Set in a ratty, cramped apartment in Poughkeepsie, New York, Asuncion focuses on Edgar (Eisenberg), a failed blogger and self-appointed expert on Southeast Asia (based on a two-day layover in Cambodia), and his roommate Vinny (played by his good friend, The Hangover’s Justin Bartha), an aggressively confident but equally clueless black-studies grad student. When Edgar’s brother, Stuart (Remy Auberjonois), mysteriously drops off his beautiful new Filipina wife, Asuncion(Camille Mana), to have her stay with the boys for a few days, their lives and, well, assumptions, get put through the wringer, exposing self-delusion, codependence, cultural imperialism, and general nastiness. Funny and sad, with a simmering air of menace, it’s a confident, well-crafted play that bodes well for the future. “I’m attracted to characters who are really bright and educated but have a great lack of life experience,” Eisenberg says. “Edgar has all sorts of opinions on race and politics and poverty, but he has such limited life experience that it just comes off as incredibly ignorant and naive.”

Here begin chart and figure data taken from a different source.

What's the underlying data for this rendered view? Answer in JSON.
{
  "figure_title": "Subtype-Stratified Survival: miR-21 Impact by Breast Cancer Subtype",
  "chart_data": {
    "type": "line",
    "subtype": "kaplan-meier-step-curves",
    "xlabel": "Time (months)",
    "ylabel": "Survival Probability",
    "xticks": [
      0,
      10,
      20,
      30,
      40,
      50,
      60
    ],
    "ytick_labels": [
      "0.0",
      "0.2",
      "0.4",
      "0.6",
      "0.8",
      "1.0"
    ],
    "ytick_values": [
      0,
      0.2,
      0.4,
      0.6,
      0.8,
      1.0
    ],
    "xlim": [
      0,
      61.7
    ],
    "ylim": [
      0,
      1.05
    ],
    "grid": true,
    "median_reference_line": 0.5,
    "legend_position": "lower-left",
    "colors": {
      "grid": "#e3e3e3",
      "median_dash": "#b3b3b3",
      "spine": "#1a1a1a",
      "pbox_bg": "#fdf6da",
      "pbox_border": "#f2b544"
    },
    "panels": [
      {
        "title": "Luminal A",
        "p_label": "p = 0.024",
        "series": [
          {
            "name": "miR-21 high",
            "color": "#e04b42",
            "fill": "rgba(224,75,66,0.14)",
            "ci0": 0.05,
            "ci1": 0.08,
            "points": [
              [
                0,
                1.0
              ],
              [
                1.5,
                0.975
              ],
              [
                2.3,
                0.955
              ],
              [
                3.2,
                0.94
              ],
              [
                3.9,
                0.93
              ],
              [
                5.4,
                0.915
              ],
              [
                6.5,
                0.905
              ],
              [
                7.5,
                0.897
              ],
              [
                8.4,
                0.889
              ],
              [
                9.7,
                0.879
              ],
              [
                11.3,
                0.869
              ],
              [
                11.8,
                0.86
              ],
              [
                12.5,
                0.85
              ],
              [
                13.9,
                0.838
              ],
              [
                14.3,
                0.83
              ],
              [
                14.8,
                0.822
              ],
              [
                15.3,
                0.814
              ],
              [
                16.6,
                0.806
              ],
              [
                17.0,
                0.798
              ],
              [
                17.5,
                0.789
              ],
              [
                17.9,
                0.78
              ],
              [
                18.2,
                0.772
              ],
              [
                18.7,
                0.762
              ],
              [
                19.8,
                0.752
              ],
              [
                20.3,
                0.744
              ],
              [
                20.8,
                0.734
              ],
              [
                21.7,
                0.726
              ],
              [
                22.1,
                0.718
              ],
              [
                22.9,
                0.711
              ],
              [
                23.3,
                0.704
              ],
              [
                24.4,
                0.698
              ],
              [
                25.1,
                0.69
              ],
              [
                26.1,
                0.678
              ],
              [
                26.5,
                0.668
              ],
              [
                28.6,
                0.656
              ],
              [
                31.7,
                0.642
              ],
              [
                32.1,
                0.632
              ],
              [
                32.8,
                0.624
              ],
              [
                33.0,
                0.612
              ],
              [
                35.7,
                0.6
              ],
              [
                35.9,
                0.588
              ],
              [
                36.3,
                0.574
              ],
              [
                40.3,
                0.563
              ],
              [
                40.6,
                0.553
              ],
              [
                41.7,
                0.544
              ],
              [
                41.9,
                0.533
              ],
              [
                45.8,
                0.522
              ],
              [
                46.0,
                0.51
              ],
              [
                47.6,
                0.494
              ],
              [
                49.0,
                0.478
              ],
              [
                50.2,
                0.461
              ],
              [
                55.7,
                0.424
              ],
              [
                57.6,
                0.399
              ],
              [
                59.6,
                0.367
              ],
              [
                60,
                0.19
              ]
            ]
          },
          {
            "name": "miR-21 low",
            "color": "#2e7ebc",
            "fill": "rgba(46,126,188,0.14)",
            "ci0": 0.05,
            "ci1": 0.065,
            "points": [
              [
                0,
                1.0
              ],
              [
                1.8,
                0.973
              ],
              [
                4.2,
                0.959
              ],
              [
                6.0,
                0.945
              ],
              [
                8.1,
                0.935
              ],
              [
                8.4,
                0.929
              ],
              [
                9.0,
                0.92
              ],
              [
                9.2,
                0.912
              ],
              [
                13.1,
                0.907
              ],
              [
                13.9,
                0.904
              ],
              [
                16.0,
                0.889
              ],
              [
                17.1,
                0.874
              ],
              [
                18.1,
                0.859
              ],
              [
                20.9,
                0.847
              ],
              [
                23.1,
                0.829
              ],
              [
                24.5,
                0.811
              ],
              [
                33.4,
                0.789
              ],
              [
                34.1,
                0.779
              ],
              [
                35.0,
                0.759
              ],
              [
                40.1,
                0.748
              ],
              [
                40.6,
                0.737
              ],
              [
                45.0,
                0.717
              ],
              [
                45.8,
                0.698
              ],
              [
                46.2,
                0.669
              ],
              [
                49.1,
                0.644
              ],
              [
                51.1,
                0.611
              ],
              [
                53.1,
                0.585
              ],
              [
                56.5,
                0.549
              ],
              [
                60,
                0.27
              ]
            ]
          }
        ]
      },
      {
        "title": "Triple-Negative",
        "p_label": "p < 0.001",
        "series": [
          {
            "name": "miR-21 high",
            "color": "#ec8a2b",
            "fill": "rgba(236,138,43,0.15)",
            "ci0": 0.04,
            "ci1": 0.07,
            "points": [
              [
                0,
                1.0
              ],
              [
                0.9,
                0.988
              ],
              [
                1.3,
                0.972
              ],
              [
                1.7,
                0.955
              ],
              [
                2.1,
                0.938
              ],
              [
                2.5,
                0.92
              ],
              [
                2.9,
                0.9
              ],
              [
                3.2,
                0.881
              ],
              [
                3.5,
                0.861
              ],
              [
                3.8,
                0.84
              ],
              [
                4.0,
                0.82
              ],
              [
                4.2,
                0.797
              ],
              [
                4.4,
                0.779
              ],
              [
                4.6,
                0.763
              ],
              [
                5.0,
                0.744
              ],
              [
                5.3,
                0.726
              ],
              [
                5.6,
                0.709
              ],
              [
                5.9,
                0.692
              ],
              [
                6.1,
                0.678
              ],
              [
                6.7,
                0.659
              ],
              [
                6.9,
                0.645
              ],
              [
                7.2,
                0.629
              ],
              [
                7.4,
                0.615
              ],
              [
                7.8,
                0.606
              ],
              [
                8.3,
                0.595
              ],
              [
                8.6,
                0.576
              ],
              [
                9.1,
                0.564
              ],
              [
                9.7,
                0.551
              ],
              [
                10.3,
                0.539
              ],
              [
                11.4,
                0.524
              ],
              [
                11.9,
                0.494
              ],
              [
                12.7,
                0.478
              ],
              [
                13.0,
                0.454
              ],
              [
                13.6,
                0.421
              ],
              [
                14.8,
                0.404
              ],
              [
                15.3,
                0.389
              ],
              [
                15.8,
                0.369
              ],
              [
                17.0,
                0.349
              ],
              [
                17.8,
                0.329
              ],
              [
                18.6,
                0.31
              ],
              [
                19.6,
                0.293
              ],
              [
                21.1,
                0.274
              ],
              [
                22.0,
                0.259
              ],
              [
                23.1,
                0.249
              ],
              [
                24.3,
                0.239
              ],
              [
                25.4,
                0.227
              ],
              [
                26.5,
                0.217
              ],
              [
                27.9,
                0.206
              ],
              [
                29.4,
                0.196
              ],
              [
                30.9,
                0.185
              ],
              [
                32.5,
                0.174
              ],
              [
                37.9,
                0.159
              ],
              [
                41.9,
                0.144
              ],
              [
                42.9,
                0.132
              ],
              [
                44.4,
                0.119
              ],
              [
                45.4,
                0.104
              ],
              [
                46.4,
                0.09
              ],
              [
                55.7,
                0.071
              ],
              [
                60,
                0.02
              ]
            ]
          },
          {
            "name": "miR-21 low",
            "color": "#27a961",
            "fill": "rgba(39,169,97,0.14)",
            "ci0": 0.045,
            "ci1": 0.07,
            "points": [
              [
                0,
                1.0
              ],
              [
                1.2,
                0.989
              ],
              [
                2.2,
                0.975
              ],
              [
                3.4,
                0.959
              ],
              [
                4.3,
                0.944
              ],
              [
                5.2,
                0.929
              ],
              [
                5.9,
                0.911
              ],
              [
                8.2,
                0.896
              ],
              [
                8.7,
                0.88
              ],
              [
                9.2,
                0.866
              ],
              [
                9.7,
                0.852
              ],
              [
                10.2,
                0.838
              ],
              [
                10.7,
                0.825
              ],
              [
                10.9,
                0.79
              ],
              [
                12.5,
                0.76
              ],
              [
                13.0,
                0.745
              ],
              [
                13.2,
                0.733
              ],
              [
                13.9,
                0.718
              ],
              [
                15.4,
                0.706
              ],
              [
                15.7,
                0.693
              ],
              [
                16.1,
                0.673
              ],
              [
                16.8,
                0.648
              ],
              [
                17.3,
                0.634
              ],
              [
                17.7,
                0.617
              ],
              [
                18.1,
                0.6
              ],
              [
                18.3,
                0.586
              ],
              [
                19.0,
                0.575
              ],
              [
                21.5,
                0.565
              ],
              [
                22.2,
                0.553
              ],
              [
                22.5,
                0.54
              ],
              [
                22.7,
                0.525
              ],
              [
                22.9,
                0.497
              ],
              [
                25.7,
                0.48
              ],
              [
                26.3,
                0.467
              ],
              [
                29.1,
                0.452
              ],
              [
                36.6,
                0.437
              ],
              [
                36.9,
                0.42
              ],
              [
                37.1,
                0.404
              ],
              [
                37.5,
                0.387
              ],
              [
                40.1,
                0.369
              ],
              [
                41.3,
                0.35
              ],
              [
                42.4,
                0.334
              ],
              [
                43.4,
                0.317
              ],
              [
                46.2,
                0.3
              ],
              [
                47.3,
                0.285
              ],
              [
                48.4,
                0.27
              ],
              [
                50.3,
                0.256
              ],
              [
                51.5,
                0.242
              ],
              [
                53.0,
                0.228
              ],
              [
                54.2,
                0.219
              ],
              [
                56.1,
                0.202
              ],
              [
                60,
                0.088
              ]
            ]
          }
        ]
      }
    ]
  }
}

Eisenberg was born in Queens and grew up in suburban New Jersey, where he started acting, he says, as an antidote to the misery of school. At twelve, he made his Broadway debut in Tennessee Williams’s Summer and Smoke as the boyhood self of Harry Hamlin’s character, and at thirteen, he understudied the role of Young Scrooge in a musical version of A Christmas Carol starring Tony Randall. “It’s amazing how casting directors can predict so incorrectly the way someone is going to turn out,” Eisenberg says. He started writing screenplays at sixteen and attributes his current desire to write roles for himself, at least in part, to the twin influences of his father, a professor of social psychology, and his mother, a birthday-party clown.
Eisenberg lives downtown with his girlfriend and a rotating cast of rescue cats and says he based his character partially on himself, including his disdain for American popular culture, an attitude that he describes as “really insincere and kind of pretentious because I totally rely on it for my living.” Still, Eisenberg says that Edgar is more of a caricature—his professed anatomical inadequacies, he is quick to point out, are “not autobiographical,” and the character’s lethal passivity is clearly not his own. “He feels that as long as he doesn’t do anything wrong, then he doesn’t have to feel guilty, so he decides that he’s never going to do anything at all—he’s never going to feel happiness, he’s never going to have any kind of romantic relationship, he won’t even, uh, pleasure himself, because he’s too self-hating and miserable,” Eisenberg says. “But it’s, you know, played for laughs.”